えいがうるふ

英国王のスピーチのえいがうるふのレビュー・感想・評価

英国王のスピーチ(2010年製作の映画)
4.1
映画にするためにあるような元ネタのドラマ性が強いうえ、コリン・ファースとヘレナ・ボナム=カーター、大好きな演技派二人の持ち味が存分に生かされていた。

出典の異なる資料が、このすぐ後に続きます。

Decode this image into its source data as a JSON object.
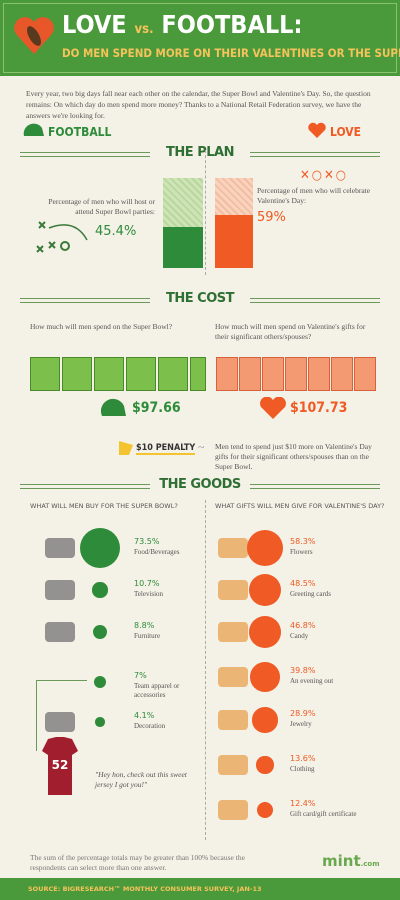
{
  "header": {
    "title_love": "LOVE",
    "title_vs": "vs.",
    "title_football": "FOOTBALL:",
    "subtitle": "DO MEN SPEND MORE ON THEIR VALENTINES OR THE SUPER BOWL?"
  },
  "intro": "Every year, two big days fall near each other on the calendar, the Super Bowl and Valentine's Day. So, the question remains: On which day do men spend more money? Thanks to a National Retail Federation survey, we have the answers we're looking for.",
  "labels": {
    "football": "FOOTBALL",
    "love": "LOVE"
  },
  "plan": {
    "heading": "THE PLAN",
    "football": {
      "text": "Percentage of men who will host or attend Super Bowl parties:",
      "value": 45.4,
      "value_label": "45.4%"
    },
    "love": {
      "text": "Percentage of men who will celebrate Valentine's Day:",
      "value": 59,
      "value_label": "59%"
    }
  },
  "cost": {
    "heading": "THE COST",
    "football": {
      "question": "How much will men spend on the Super Bowl?",
      "amount": "$97.66"
    },
    "love": {
      "question": "How much will men spend on Valentine's gifts for their significant others/spouses?",
      "amount": "$107.73"
    }
  },
  "penalty": {
    "label": "$10 PENALTY",
    "text": "Men tend to spend just $10 more on Valentine's Day gifts for their significant others/spouses than on the Super Bowl."
  },
  "goods": {
    "heading": "THE GOODS",
    "football": {
      "question": "WHAT WILL MEN BUY FOR THE SUPER BOWL?",
      "items": [
        {
          "label": "Food/Beverages",
          "value": 73.5,
          "value_label": "73.5%"
        },
        {
          "label": "Television",
          "value": 10.7,
          "value_label": "10.7%"
        },
        {
          "label": "Furniture",
          "value": 8.8,
          "value_label": "8.8%"
        },
        {
          "label": "Team apparel or accessories",
          "value": 7,
          "value_label": "7%"
        },
        {
          "label": "Decoration",
          "value": 4.1,
          "value_label": "4.1%"
        }
      ]
    },
    "love": {
      "question": "WHAT GIFTS WILL MEN GIVE FOR VALENTINE'S DAY?",
      "items": [
        {
          "label": "Flowers",
          "value": 58.3,
          "value_label": "58.3%"
        },
        {
          "label": "Greeting cards",
          "value": 48.5,
          "value_label": "48.5%"
        },
        {
          "label": "Candy",
          "value": 46.8,
          "value_label": "46.8%"
        },
        {
          "label": "An evening out",
          "value": 39.8,
          "value_label": "39.8%"
        },
        {
          "label": "Jewelry",
          "value": 28.9,
          "value_label": "28.9%"
        },
        {
          "label": "Clothing",
          "value": 13.6,
          "value_label": "13.6%"
        },
        {
          "label": "Gift card/gift certificate",
          "value": 12.4,
          "value_label": "12.4%"
        }
      ]
    }
  },
  "quote": "\"Hey hon, check out this sweet jersey I got you!\"",
  "footnote": "The sum of the percentage totals may be greater than 100% because the respondents can select more than one answer.",
  "logo": "mint",
  "logo_suffix": ".com",
  "source": "SOURCE: BIGRESEARCH™ MONTHLY CONSUMER SURVEY, JAN-13"
}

もちろん、言語聴覚士ライオネルを演じたジェフリー・ラッシュも素晴らしいキャスティングで、これで名作にならないわけがない。
とても興味深い話なので、可能ならドキュメンタリー作品も観て史実を確かめてみたいと思った。

余談だが、イギリス王室ものの映画を観る度に思うこと。
日本では未だに御簾の奥のやんごとなき人々についてそのプライバシーに踏み込むのはタブーとされ、ましてその家族史や裏事情を映画のようなエンターテイメントに仕立てるなど不敬の極みのように思われているが、それに比べて英国のロイヤルファミリーときたら、中世から現代まで、まして存命中の女王に至るまで、おそらく世界中のどこの貴族王族よりも大胆にエンタメ化されまくっている。
でも、彼らのように下世話なスキャンダルを面白おかしく誇張して描いた作品をも黙認するぐらいの懐の深さがあればこそ、この作品のように一般庶民には知り得ないそのステイタスならではの苦労や葛藤もまたリアリティをもって親身に受け入れられ、身分は違えど同じ人間として共感を得られるのではないだろうか。だからこそ、英国のみならず私のような海外の庶民にまで親近感を持たれ愛されているのだと思う。
この国に生まれ育ち約半世紀を生きてきたが、残念ながら私にとって皇室はいまだにひたすら遠い遠い存在でしかない。